BRITAIN’S FTSE 100 hit a five-week closing high yesterday with optimism rising that politicians can finally agree a deal to solve its debt crisis in a crunch week for the Eurozone.
European Union leaders, urged on anxiously by the United States, are seeking agreement on a convincing rescue plan that has eluded them for two years, culminating in a summit in Brussels on Thursday and Friday.
Mike Lenhoff, chief strategist at Brewin Dolphin said this Friday could “make or break” the Eurozone with the markets hopeful of the former.
“If Mrs Merkel (Germany’s Chancellor) gets her way with fiscal integration, market sentiment will be dramatically transformed. To say that equity markets, especially the banks, will have something to celebrate understates it,” he said, adding that would prompt a big exit out of bond markets.
London-listed banks have gained around 16 per cent over the last eight trading days, spurred by coordinated action by major central banks to provide liquidity to the financial system and on hopes a solution to Europe’s debt crisis might be found.
Yesterday, Lloyds Banking Group and Royal Bank of Scotland added 6.3 and 5.3 per cent, respectively, as France and Germany agreed on a series of reforms to address the Eurozone sovereign debt crisis that will be presented to EU President Herman Van Rompuy on Wednesday.

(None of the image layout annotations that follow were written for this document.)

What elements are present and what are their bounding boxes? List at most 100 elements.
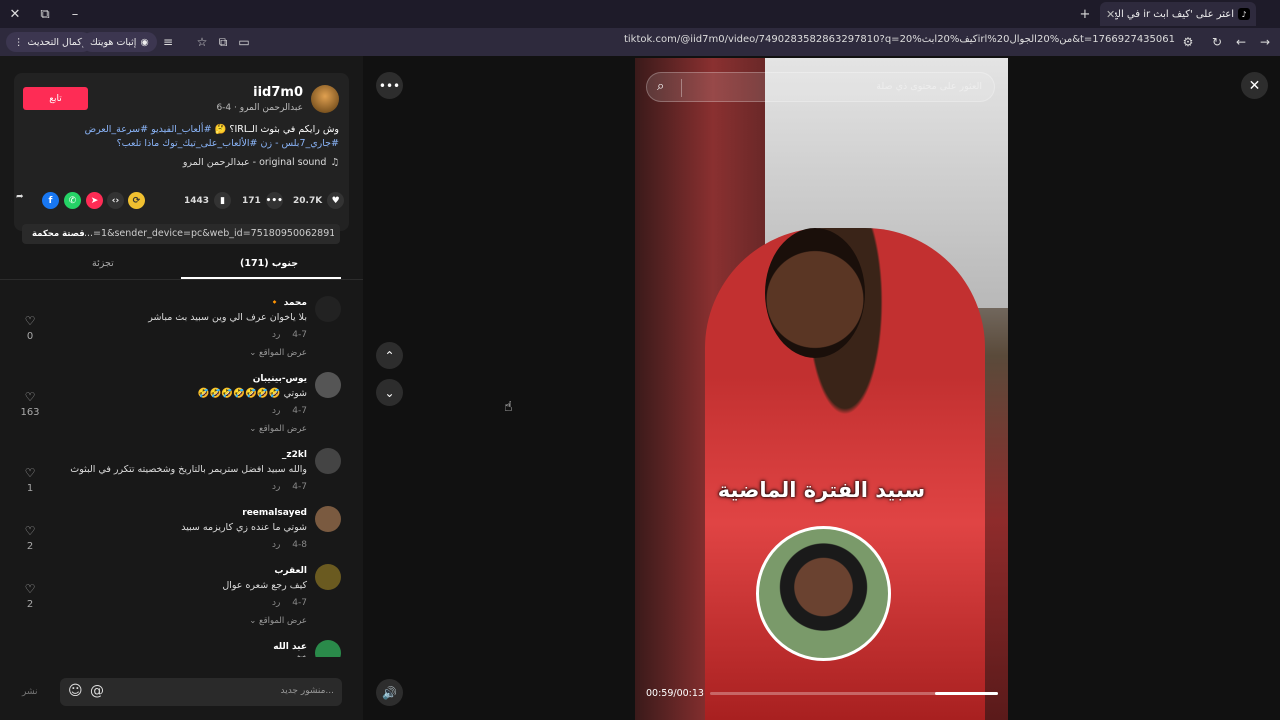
comment-like-count: 0 — [26, 331, 34, 342]
comment-like-button[interactable]: ♡ 0 — [20, 310, 40, 342]
comment-author[interactable]: العقرب — [274, 566, 307, 576]
comment-reply-button[interactable]: رد — [272, 482, 280, 492]
comment-avatar[interactable] — [315, 296, 341, 322]
follow-button[interactable]: تابع — [23, 87, 88, 110]
share-link-text[interactable]: ...=1&sender_device=pc&web_id=7518095006… — [84, 228, 334, 239]
address-bar[interactable]: tiktok.com/@iid7m0/video/749028358286329… — [255, 34, 1175, 45]
new-tab-button[interactable]: + — [1074, 4, 1096, 24]
volume-icon[interactable]: 🔊 — [376, 679, 403, 706]
heart-icon: ♥ — [327, 192, 345, 209]
tab-close-icon[interactable]: ✕ — [1106, 8, 1115, 21]
description-text: وش رايكم في بثوث الـIRL؟ 🤔 — [211, 124, 339, 135]
comment-avatar[interactable] — [315, 448, 341, 474]
comment-button[interactable]: 171 ••• — [242, 192, 283, 209]
comment-avatar[interactable] — [315, 640, 341, 657]
comment-date: 4-7 — [292, 330, 307, 340]
more-options-icon[interactable]: ••• — [376, 72, 403, 99]
comment-meta: 4-7 رد — [272, 330, 307, 340]
comment-author[interactable]: يوس-بينيبان — [253, 374, 307, 384]
update-label: إكمال التحديث — [27, 36, 85, 48]
comment-avatar[interactable] — [315, 564, 341, 590]
mention-icon[interactable]: @ — [90, 683, 104, 699]
identity-label: إثبات هويتك — [90, 36, 137, 48]
comment-reply-button[interactable]: رد — [272, 540, 280, 550]
comment-text: 😹 — [296, 656, 307, 657]
comment-item: يوس-بينيبان شوتي 🤣🤣🤣🤣🤣🤣🤣 4-7 رد عرض المواقع … — [0, 372, 363, 442]
tab-comments[interactable]: جنوب (171) — [240, 258, 298, 269]
comment-avatar[interactable] — [315, 372, 341, 398]
comment-author[interactable]: z2kl_ — [282, 450, 307, 460]
profile-icon: ◉ — [140, 36, 149, 48]
comment-author[interactable]: عبد الله — [273, 642, 307, 652]
comment-input[interactable]: ☺ @ ...منشور جديد — [60, 678, 342, 706]
tab-title: اعثر على 'كيف ابث ir في الج — [1115, 8, 1234, 20]
view-replies-button[interactable]: عرض المواقع ⌄ — [249, 616, 307, 626]
author-avatar[interactable] — [311, 85, 339, 113]
post-comment-button[interactable]: نشر — [22, 687, 38, 697]
comment-text: شوتي 🤣🤣🤣🤣🤣🤣🤣 — [197, 388, 307, 399]
telegram-share-button[interactable]: ➤ — [86, 192, 103, 209]
comment-like-button[interactable]: ♡ 163 — [20, 386, 40, 418]
browser-tab[interactable]: ✕ اعثر على 'كيف ابث ir في الج ♪ — [1100, 2, 1256, 26]
music-info[interactable]: ♫ original sound - عبدالرحمن المرو — [183, 157, 339, 168]
menu-dots-icon: ⋮ — [14, 36, 24, 48]
comment-avatar[interactable] — [315, 506, 341, 532]
emoji-icon[interactable]: ☺ — [68, 683, 83, 699]
music-title: original sound - عبدالرحمن المرو — [182, 157, 327, 168]
comment-text: بلا ياخوان عرف الي وين سبيد بث مباشر — [148, 312, 307, 323]
comment-reply-button[interactable]: رد — [272, 330, 280, 340]
related-search-bar[interactable]: ⌕ العثور على محتوى ذي صلة — [646, 72, 995, 102]
repost-button[interactable]: ⟳ — [128, 192, 145, 209]
window-minimize-icon[interactable]: – — [64, 4, 86, 24]
complete-update-button[interactable]: ⋮ إكمال التحديث — [6, 32, 93, 52]
author-subname: عبدالرحمن المرو · 4-6 — [216, 103, 303, 113]
post-details-panel: iid7m0 عبدالرحمن المرو · 4-6 تابع وش راي… — [0, 56, 363, 720]
reading-list-icon[interactable]: ≡ — [158, 32, 178, 52]
share-icon[interactable]: ➦ — [16, 192, 24, 202]
back-icon[interactable]: ← — [1231, 32, 1251, 52]
favorite-star-icon[interactable]: ☆ — [192, 32, 212, 52]
comment-like-count: 1 — [26, 483, 34, 494]
next-video-icon[interactable]: ⌄ — [376, 379, 403, 406]
comment-reply-button[interactable]: رد — [272, 598, 280, 608]
comment-date: 4-7 — [292, 598, 307, 608]
comment-like-button[interactable]: ♡ 2 — [20, 578, 40, 610]
reload-icon[interactable]: ↻ — [1207, 32, 1227, 52]
comment-author[interactable]: reemalsayed — [242, 508, 307, 518]
video-progress-bar[interactable] — [710, 692, 998, 695]
forward-icon[interactable]: → — [1255, 32, 1275, 52]
cast-icon[interactable]: ▭ — [234, 32, 254, 52]
save-button[interactable]: 1443 ▮ — [184, 192, 232, 209]
copy-link-button[interactable]: قصتة محكمة — [26, 226, 91, 242]
comment-like-button[interactable]: ♡ 2 — [20, 520, 40, 552]
title-bar: ✕ ⧉ – + ✕ اعثر على 'كيف ابث ir في الج ♪ — [0, 0, 1280, 28]
previous-video-icon[interactable]: ⌃ — [376, 342, 403, 369]
site-settings-icon[interactable]: ⚙ — [1178, 32, 1198, 52]
comment-like-button[interactable]: ♡ 1 — [20, 462, 40, 494]
view-replies-button[interactable]: عرض المواقع ⌄ — [249, 424, 307, 434]
verify-identity-button[interactable]: إثبات هويتك ◉ — [82, 32, 157, 52]
close-viewer-icon[interactable]: ✕ — [1241, 72, 1268, 99]
like-button[interactable]: 20.7K ♥ — [293, 192, 345, 209]
window-restore-icon[interactable]: ⧉ — [34, 4, 56, 24]
tiktok-favicon-icon: ♪ — [1238, 8, 1250, 20]
music-note-icon: ♫ — [330, 157, 339, 168]
comment-like-button[interactable]: ♡ — [20, 654, 40, 657]
facebook-share-button[interactable]: f — [42, 192, 59, 209]
search-icon: ⌕ — [657, 79, 665, 94]
comment-author[interactable]: محمد 🔸 — [269, 298, 307, 308]
extensions-icon[interactable]: ⧉ — [213, 32, 233, 52]
browser-toolbar: ⋮ إكمال التحديث إثبات هويتك ◉ ≡ ☆ ⧉ ▭ ti… — [0, 28, 1280, 56]
whatsapp-icon: ✆ — [64, 192, 81, 209]
video-player[interactable]: ⌕ العثور على محتوى ذي صلة سبيد الفترة ال… — [635, 58, 1008, 720]
author-username[interactable]: iid7m0 — [253, 85, 303, 100]
tab-related[interactable]: تجزئة — [92, 258, 114, 269]
embed-button[interactable]: ‹› — [107, 192, 124, 209]
window-close-icon[interactable]: ✕ — [4, 4, 26, 24]
video-time: 00:59/00:13 — [646, 688, 704, 699]
comment-heart-icon: ♡ — [24, 390, 36, 404]
view-replies-button[interactable]: عرض المواقع ⌄ — [249, 348, 307, 358]
comment-reply-button[interactable]: رد — [272, 406, 280, 416]
whatsapp-share-button[interactable]: ✆ — [64, 192, 81, 209]
view-replies-label: عرض المواقع — [259, 348, 307, 358]
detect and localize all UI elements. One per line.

And with Italy drawing up its roadmap to deficit reduction and having been the biggest worry within the Eurozone recently, traders said there’s a belief that the worst might be over.
FTSE 350 banks and insurers which remain down respectively more than 25 and 10 per cent in 2011, hamstrung until Europe’s debt crisis is resolved, helped the FTSE 100 to rise 15.87 points, or 0.3 per cent, at 5,567.96, its highest close since 31 October.
Miners rallied too as investors looked to buy beaten down assets which have shed more than a quarter of their value this year as the global downturn left question marks over the outlook for growth.
JPMorgan said the European debt crisis, US fiscal austerity and prospects for a Chinese hard landing will keep volatility high and could result in lower markets in 2012 if these conditions worsen.
But it said a strong policy response from governments and a better-than-worst-case scenario for corporate earnings leaves some European equities looking attractive on valuation grounds.
“We believe selected cyclicals have been penalised too much, especially the emerging market sensitive ones. We find value in ‘low ROE’ (return on equity) and ‘Value' styles’, JPMorgan said in a note.
Elsewhere, International Airlines Group, formed by the BA and Iberia merger, climbed 2.9 per cent after it posted a 2.1 per cent rise in passenger traffic in November, boosted by 4.6 per cent growth in premium traffic.
On the downside, equities that have performed well in the last year fell as investors chased riskier assets.
Drugmaker Glaxo SmithKline fell 1.6 per cent, British American Tobacco shed 0.8 per cent, while Burberry, liked for its exposure to China and up more than 12 per cent in 2011, fell 3.4 per cent.
Investors also continued to penalise corporates falling short of expectations. Michael Page’s shares slumped after the British recruitment company warned its full-year profits will be towards the bottom end of forecasts.